La misma fuente afirma que “a golpe de talonario vinculado a un acuerdo de readmisión, se están desviando las actuaciones a una política humanitarista, de parcheo, pero que no incide directamente en las causas de la pobreza. Si quiere establecer realmente mecanismos coherentes con su discurso (lucha contra la pobreza, dentro de los Objetivos del Milenio), el Gobierno tendría que incidir más en generar condiciones para la gente que está retornando”. Además, esta experta considera que “va en el interés de la Vicepresidencia y de Exteriores pulir estos acuerdos e intentar generar en origen condiciones de vida digna; plantear algo distinto que deportar a la gente dándoles 150 euros, que es lo que hacen ahora”. Y concluye: “El problema real es la necesidad de revisar lo que estamos haciendo con África, que todos somos responsables de la situación que sufre. Éstos son parches hasta que no cambien las políticas que sustentan la UE: su política económica genera la desigualdad”.

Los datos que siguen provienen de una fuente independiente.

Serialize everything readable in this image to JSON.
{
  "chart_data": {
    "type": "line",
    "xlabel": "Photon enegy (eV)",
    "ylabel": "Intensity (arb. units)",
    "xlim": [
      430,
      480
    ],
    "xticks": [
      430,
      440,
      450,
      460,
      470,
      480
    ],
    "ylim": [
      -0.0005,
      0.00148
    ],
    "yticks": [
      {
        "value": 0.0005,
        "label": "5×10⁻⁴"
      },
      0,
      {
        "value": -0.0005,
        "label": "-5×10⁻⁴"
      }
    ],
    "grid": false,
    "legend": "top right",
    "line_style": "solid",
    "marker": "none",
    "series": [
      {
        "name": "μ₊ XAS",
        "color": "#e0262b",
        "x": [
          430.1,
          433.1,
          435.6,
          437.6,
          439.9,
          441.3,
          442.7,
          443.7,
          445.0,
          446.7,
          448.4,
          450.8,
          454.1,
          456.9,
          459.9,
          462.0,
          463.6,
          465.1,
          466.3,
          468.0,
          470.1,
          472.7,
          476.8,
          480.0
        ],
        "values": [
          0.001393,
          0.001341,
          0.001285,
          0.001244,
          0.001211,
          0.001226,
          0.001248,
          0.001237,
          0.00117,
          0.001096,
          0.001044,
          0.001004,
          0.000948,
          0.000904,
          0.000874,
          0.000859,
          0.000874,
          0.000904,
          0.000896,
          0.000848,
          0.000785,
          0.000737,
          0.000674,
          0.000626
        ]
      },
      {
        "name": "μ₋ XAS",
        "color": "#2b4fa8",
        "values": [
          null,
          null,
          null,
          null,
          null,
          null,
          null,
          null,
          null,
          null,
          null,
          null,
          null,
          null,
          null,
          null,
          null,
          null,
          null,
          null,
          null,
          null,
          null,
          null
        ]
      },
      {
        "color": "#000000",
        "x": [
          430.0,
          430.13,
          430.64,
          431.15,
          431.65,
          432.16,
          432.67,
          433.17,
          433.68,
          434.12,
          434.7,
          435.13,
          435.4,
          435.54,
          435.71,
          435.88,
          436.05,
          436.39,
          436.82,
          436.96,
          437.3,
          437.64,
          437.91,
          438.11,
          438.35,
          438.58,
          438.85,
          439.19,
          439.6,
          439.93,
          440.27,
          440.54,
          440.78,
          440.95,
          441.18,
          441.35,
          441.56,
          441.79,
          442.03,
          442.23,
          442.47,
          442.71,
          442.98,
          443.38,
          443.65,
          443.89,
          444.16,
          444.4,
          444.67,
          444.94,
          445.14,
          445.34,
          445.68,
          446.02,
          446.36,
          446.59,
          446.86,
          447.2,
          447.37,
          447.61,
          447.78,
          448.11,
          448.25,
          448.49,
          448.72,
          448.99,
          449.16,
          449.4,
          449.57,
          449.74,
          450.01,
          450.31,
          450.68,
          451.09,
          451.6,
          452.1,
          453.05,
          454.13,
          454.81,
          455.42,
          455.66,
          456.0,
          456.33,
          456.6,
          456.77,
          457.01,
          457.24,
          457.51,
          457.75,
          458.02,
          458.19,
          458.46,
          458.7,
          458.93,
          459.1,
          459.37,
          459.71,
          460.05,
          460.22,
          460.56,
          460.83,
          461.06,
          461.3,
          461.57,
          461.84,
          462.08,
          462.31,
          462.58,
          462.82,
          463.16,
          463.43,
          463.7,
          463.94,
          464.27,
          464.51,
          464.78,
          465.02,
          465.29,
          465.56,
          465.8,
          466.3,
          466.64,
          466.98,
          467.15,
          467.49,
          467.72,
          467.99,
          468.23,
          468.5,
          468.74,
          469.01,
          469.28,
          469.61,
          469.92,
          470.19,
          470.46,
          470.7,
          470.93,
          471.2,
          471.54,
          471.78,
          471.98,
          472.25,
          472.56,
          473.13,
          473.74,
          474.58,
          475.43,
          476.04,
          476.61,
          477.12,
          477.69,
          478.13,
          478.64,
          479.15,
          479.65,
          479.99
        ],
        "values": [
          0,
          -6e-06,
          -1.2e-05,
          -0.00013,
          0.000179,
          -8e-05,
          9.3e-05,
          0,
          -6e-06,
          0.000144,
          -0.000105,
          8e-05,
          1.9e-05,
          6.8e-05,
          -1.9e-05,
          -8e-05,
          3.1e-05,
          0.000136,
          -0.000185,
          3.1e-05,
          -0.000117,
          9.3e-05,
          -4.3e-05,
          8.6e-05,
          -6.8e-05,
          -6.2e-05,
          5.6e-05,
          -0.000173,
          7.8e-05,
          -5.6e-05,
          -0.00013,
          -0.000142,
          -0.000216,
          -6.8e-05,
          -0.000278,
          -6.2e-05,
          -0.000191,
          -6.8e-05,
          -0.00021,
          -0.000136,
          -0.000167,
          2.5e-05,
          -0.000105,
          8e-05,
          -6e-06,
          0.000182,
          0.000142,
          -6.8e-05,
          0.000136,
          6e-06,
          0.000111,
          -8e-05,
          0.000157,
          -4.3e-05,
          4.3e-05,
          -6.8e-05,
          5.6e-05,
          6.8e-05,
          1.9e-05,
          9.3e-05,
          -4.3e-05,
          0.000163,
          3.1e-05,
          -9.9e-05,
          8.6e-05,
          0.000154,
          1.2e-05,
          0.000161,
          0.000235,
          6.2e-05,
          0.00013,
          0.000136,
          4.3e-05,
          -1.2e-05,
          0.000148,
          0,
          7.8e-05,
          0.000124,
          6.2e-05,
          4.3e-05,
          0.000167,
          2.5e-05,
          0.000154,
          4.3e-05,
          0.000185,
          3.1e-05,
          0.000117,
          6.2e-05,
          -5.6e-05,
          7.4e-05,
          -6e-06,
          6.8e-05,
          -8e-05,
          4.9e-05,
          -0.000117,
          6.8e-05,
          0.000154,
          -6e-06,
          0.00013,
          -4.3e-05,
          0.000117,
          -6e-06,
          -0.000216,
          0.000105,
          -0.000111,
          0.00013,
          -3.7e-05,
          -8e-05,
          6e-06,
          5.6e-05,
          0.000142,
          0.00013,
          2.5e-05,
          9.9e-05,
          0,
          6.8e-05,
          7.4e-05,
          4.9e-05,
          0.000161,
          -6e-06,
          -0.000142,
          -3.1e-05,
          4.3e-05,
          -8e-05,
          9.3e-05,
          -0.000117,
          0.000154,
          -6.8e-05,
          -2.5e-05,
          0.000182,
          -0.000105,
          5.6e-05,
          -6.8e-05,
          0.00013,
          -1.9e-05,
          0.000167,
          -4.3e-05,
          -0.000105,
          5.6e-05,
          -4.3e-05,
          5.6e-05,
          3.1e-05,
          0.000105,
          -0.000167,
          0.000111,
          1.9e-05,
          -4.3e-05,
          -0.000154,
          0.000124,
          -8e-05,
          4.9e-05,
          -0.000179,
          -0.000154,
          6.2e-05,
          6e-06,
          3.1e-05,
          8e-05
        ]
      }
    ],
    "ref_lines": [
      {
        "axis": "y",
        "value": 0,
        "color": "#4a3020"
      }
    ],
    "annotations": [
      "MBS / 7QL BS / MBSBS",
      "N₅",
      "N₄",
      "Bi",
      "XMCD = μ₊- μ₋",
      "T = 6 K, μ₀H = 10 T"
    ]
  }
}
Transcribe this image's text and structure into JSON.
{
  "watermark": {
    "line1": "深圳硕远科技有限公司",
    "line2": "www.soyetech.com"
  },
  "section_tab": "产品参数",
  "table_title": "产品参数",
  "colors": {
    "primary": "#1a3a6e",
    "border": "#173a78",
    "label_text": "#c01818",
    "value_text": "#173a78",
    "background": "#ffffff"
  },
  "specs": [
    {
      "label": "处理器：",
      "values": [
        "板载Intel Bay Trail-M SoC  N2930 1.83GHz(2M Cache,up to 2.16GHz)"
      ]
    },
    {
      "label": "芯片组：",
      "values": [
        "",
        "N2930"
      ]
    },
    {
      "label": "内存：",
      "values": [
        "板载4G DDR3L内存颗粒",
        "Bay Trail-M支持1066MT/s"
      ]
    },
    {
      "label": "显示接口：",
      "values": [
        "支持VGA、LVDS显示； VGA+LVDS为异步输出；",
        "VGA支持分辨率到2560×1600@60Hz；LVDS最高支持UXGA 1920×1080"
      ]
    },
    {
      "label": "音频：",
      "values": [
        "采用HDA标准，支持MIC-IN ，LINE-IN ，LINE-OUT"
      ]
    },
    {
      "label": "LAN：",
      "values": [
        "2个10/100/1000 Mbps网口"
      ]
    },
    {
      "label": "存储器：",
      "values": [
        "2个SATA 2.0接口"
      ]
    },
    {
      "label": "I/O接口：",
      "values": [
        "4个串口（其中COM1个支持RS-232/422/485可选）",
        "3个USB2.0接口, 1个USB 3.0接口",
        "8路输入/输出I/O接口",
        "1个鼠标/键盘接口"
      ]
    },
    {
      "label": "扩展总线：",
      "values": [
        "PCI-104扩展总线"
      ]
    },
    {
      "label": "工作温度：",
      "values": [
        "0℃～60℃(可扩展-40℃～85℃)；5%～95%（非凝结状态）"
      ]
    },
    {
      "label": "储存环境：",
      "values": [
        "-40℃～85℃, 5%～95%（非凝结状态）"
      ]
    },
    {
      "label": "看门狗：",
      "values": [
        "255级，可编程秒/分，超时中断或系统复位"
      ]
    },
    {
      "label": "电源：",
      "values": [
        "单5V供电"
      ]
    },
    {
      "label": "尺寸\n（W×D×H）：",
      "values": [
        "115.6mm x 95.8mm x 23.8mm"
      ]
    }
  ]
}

Para Cándida Leal, de la Federación de Comités de Solidaridad con África Negra, es un mercadeo: “Ante este primer paso dado por el Gobierno, aunque obligado por las circunstancias, vamos a intentar que se lo trabajen más. Que la ayuda no sea a fondo perdido, que haya un control de su uso para que realmente sea una ayuda de cooperación y desarrollo. Los plazos y duración y, con ello, la capacidad real de incidir de los acuerdos, como mucho son de tres a cinco años. Intentaremos que se formalice un compromiso de continuidad”.